Их молчание почему-то утешило меня, и я не стала добиваться ответа. Только поластилась к Бекки, которая оказалась меланхолично послушной и стала гладить меня по волосам, почти механически. Я разомлела. Было приятно просто понежиться в чужих объятиях, как какой-нибудь котёнок.
Достигла ли я случайно того, в чём нуждалась? Может ли некая сущность, некая субстанция, тело моих желаний, перелиться из сосуда любви в сосуд ненависти и потом вернуться назад? На данный момент их опустошенность устраивала меня, совпадающая с моей собственной пустотой.

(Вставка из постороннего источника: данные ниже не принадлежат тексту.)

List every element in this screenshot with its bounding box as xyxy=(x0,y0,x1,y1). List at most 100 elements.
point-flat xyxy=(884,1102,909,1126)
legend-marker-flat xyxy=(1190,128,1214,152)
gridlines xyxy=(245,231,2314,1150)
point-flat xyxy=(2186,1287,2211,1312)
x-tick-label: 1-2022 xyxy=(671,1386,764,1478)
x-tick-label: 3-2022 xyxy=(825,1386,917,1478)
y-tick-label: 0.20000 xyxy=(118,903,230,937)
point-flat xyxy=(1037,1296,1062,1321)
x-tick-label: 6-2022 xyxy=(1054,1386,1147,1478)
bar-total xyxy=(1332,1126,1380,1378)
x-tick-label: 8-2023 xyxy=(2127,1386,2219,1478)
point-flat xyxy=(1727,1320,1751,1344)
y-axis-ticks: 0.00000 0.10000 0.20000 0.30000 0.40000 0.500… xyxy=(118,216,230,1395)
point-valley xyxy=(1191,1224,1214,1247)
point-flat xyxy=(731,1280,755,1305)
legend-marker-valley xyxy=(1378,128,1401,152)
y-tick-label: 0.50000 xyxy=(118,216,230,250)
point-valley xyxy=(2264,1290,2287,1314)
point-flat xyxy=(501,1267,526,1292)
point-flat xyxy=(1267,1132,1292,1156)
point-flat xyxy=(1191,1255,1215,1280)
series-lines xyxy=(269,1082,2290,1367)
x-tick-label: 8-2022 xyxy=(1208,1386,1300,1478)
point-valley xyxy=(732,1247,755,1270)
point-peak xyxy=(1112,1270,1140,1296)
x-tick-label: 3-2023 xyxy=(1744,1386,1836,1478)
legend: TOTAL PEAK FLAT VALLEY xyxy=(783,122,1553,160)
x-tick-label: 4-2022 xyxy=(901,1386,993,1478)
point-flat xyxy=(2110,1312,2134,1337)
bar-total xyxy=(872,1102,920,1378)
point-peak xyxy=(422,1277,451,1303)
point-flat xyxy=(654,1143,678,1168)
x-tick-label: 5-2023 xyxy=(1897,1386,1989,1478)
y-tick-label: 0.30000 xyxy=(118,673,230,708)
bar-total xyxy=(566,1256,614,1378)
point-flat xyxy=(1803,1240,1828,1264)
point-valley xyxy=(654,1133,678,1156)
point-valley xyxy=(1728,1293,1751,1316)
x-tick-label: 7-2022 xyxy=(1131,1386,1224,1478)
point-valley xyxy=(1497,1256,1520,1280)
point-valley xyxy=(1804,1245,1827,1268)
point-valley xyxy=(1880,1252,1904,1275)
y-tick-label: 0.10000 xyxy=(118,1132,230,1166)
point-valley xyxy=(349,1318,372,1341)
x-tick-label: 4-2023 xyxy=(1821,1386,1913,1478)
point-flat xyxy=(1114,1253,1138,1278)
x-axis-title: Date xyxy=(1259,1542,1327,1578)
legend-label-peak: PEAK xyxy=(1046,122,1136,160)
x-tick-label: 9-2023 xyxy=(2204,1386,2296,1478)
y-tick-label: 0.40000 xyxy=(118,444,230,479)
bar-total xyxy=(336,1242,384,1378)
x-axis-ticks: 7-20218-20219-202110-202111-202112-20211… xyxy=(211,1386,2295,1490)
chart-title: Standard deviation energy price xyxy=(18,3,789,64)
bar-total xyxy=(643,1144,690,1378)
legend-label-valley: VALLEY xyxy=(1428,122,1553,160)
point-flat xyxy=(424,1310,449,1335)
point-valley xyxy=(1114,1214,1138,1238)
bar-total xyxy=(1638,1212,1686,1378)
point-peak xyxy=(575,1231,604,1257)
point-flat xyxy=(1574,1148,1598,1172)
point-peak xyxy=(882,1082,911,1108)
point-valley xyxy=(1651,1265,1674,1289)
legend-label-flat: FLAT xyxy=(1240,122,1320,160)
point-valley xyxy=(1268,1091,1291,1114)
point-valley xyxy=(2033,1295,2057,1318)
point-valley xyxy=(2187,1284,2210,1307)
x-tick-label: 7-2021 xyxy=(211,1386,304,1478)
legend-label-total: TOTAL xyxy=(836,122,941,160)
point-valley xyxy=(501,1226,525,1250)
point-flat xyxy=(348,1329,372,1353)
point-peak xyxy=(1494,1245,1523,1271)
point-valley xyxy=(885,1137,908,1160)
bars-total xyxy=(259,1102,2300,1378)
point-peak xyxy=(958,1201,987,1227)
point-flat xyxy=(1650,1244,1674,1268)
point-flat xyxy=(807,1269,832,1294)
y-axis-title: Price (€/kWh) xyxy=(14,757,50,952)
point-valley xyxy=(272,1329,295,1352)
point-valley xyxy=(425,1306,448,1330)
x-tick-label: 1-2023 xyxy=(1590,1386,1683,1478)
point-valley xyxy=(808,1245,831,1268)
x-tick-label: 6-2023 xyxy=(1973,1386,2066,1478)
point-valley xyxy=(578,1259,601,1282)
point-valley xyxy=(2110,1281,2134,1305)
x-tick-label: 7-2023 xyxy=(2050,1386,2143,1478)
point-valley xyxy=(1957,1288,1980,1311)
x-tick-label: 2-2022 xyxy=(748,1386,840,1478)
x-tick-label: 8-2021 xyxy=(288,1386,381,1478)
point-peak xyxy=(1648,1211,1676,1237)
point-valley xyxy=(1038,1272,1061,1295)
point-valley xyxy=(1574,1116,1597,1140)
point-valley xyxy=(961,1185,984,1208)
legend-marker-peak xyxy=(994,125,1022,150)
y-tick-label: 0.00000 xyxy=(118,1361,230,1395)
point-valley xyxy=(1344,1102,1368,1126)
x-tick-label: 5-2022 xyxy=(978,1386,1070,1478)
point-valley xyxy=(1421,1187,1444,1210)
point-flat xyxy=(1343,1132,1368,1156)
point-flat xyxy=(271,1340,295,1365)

Я не могла понять, чем был этот секс. Акт ненависти ли? Всё смешалось. Сейчас я чувствовала себя спокойно. Стала целовать Ребекку нежно, она не сопротивлялась, а Винчесто оставил нас наедине. Когда я опустила руку ей между ног, она попросила:
— Нет.
Она мотала головой и попыталась отпихнуть меня, но я проигнорировала это. Уложила её на их с Винчесто вчерашнюю постель. Я надрочила ей достаточно, чтобы добиться от неё того же оргазмического спазма, больше похожего на агонию, какой был утром и в цветочном поле. Пока я вытирала руку о штанину, она наблюдала за мной налитыми кровью глазами, с приоткрытым губами, шумно дыша сквозь крепко сжатые зубы.
— Сука, — сказала она.
Я улыбнулась.
— От суки слышу, — отозвалась смешком. — Ты три раза кончила за одно это утро, почему нельзя побыть хотя бы немного благодарной?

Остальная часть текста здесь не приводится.